• New Law Eases Roth Account Conversions
  • October 6, 2010
  • Law Firm: Fisher Phillips LLP - Atlanta Office
  • The Small Business Jobs Act of 2010 provides the opportunity to convert pre-tax retirement plan contributions to a Roth Account within that plan. Prior to this change, the only way to convert pre-tax retirement plan money to a Roth Account was to roll it over to a Roth IRA.

    As with any Roth conversion, the amount converted is taxable, but increases in the account value are not taxed when withdrawn later. Roth Accounts are subject to additional Internal Revenue Code requirements. If the Roth conversion occurs in 2010, a special rule permits a delay in the payment of the tax with half of the amount taxable in 2011 and the other half in 2012.


    A qualified 401(k) or 403(b) plan can now give an eligible participant the option to move pre-tax money in a qualified retirement plan to a Roth Account established within that plan. The change is effective immediately, but the required plan amendment can be done later in accordance with IRS requirements.

    The requirements for transferring funds to a Roth Account are:

    • the participant must already be eligible for a distribution (e.g., age 59½); and
    • the plan must allow Roth contributions as an alternative to 401(k) or 403(b) elective deferrals.
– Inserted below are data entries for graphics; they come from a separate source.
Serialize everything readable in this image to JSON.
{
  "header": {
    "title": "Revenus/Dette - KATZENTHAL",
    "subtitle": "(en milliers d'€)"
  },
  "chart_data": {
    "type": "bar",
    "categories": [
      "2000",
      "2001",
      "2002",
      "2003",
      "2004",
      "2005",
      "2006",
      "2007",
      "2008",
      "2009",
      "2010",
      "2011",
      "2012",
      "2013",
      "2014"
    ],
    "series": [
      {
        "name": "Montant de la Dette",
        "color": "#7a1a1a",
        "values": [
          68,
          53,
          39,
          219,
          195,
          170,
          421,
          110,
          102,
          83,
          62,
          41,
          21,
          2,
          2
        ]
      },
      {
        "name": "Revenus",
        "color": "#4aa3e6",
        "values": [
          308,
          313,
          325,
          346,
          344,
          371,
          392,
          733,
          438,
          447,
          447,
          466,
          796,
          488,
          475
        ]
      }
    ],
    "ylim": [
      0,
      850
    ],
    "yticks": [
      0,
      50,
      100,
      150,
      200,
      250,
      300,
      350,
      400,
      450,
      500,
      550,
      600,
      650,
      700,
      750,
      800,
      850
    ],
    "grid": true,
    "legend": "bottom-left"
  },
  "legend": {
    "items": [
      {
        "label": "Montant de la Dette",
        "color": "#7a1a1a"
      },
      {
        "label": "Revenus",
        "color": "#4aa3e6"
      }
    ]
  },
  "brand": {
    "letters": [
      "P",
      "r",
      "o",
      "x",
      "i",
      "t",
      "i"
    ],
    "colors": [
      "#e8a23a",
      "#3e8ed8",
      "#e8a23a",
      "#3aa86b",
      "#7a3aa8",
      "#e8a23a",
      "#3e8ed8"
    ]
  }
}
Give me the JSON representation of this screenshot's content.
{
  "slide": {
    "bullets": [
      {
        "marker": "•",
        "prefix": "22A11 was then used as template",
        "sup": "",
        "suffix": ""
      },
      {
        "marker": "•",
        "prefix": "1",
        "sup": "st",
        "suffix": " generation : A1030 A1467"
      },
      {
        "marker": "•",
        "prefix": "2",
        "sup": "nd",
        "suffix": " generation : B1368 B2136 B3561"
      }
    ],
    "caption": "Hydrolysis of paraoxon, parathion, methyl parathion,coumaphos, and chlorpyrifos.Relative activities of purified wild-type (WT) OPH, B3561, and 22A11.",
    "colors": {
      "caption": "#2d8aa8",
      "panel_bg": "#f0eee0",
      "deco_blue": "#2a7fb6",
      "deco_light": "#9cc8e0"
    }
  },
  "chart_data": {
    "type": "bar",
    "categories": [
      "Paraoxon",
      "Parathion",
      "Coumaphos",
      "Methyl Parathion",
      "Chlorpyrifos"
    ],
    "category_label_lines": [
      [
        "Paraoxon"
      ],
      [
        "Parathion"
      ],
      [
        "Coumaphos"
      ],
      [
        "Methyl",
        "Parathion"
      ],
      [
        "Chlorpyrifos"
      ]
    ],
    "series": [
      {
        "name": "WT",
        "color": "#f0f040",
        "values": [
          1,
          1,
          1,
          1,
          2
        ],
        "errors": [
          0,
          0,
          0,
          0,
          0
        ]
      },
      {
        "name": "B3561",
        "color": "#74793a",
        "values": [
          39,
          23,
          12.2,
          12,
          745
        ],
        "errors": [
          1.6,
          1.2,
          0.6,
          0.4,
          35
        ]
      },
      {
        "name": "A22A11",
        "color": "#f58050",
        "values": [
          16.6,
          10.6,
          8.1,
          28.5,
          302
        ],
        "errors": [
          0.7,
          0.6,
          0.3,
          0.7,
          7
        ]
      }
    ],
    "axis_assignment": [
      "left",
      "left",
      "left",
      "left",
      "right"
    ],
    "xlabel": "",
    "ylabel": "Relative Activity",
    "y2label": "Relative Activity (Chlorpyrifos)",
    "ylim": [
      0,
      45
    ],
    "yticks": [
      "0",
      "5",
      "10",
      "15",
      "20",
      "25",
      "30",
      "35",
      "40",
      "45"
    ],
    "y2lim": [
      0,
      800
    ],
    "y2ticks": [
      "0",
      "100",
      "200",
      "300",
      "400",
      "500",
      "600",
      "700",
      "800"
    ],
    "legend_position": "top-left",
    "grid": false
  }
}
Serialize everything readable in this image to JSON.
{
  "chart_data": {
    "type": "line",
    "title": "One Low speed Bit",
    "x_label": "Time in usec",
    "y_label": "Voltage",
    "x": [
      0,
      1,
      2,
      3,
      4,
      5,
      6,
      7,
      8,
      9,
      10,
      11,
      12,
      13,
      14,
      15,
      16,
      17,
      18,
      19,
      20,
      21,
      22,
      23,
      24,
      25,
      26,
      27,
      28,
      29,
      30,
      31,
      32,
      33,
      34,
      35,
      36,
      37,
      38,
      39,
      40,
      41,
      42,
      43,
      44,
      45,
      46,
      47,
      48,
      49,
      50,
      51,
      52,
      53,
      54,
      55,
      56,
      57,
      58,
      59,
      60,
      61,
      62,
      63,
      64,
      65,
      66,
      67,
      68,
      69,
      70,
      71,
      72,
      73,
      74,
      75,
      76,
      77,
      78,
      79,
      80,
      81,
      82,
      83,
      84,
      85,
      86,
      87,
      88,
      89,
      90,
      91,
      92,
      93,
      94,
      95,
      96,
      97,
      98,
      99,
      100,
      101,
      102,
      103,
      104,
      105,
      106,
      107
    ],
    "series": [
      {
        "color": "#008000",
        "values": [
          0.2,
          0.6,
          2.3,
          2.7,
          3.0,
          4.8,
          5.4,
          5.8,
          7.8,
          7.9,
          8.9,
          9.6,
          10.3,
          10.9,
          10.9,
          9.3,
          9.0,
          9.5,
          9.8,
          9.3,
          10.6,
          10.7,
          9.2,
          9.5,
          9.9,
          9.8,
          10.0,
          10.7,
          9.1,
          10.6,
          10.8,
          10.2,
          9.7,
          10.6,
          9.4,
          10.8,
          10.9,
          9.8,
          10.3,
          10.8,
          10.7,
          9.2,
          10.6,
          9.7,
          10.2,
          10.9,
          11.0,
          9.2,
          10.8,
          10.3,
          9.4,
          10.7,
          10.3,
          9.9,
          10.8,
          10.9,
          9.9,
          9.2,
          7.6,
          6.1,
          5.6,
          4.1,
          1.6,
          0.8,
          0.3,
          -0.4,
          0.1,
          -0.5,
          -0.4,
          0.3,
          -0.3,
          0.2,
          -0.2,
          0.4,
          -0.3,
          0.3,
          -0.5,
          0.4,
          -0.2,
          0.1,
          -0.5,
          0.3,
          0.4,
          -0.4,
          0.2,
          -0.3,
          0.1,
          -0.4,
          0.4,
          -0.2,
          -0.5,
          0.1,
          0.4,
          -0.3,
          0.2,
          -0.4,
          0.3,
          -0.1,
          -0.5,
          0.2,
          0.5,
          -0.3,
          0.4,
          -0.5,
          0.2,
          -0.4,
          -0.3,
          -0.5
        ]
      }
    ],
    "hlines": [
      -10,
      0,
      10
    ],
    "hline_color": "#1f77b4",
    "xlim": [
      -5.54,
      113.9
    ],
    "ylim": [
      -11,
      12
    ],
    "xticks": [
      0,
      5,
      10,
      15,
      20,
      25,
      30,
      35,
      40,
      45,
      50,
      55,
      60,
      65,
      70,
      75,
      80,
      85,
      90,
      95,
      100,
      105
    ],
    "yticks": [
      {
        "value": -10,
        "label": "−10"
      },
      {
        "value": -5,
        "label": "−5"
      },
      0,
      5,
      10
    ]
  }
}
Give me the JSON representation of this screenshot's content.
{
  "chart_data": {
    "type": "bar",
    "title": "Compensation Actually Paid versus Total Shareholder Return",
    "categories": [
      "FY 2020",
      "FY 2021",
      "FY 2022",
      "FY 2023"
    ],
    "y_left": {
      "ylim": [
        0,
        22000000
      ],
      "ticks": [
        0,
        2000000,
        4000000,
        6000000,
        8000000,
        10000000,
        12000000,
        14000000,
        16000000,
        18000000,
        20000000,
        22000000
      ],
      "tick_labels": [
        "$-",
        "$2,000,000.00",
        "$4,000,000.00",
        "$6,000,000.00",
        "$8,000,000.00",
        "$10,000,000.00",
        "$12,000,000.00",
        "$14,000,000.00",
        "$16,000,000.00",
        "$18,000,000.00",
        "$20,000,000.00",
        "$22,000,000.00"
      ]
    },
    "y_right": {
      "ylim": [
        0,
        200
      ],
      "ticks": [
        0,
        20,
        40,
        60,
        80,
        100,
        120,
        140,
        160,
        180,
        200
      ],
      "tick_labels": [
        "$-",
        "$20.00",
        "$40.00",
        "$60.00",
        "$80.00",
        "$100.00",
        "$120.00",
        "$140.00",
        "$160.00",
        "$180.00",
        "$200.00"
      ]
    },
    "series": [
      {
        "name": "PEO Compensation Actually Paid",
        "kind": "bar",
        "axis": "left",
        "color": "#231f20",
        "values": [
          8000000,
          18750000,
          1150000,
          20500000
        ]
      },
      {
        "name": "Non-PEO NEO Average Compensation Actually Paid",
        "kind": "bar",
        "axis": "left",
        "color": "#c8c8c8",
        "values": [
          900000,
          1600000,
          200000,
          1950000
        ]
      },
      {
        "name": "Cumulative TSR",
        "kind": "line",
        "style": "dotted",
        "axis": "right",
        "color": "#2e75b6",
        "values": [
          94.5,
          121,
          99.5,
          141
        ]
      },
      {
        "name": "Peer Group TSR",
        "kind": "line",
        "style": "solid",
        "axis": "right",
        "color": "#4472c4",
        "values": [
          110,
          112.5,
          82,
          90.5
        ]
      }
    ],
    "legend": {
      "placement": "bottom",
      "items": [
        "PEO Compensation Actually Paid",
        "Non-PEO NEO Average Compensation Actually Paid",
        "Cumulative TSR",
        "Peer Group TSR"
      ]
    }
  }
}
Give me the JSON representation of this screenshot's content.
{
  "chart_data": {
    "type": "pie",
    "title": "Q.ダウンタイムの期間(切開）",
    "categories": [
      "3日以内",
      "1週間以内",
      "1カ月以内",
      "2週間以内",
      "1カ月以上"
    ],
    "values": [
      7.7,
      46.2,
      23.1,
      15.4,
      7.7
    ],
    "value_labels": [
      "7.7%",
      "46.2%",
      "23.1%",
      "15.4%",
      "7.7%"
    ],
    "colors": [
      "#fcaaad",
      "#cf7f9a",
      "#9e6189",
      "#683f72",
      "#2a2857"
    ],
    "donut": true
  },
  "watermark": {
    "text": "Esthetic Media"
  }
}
    The plan can increase the number of participants eligible for this option by expanding distributions for current employees (e.g., vested matching contributions that have been in the plan at least two years or all matching contributions if the participant has been in the plan for five years can be eligible for distribution). The plan can restrict an in-service distribution to a Roth conversion.

    Distribution of 401(k) and 403(b) pre-tax contributions for employees younger than 59 ½ generally cannot be distributed and so, are not eligible to be transferred to a Roth Account. Minimum required distributions at age 70½ do not apply to a Roth Account.

    Who Can Benefit

    The Roth Account provides a tax-planning opportunity. Examples of employees who may benefit are:

    • highly paid employees who want to utilize the Roth Account for estate planning purposes; and

    • workers who believe they will be in a higher tax bracket in the future or have many years to let the account grow.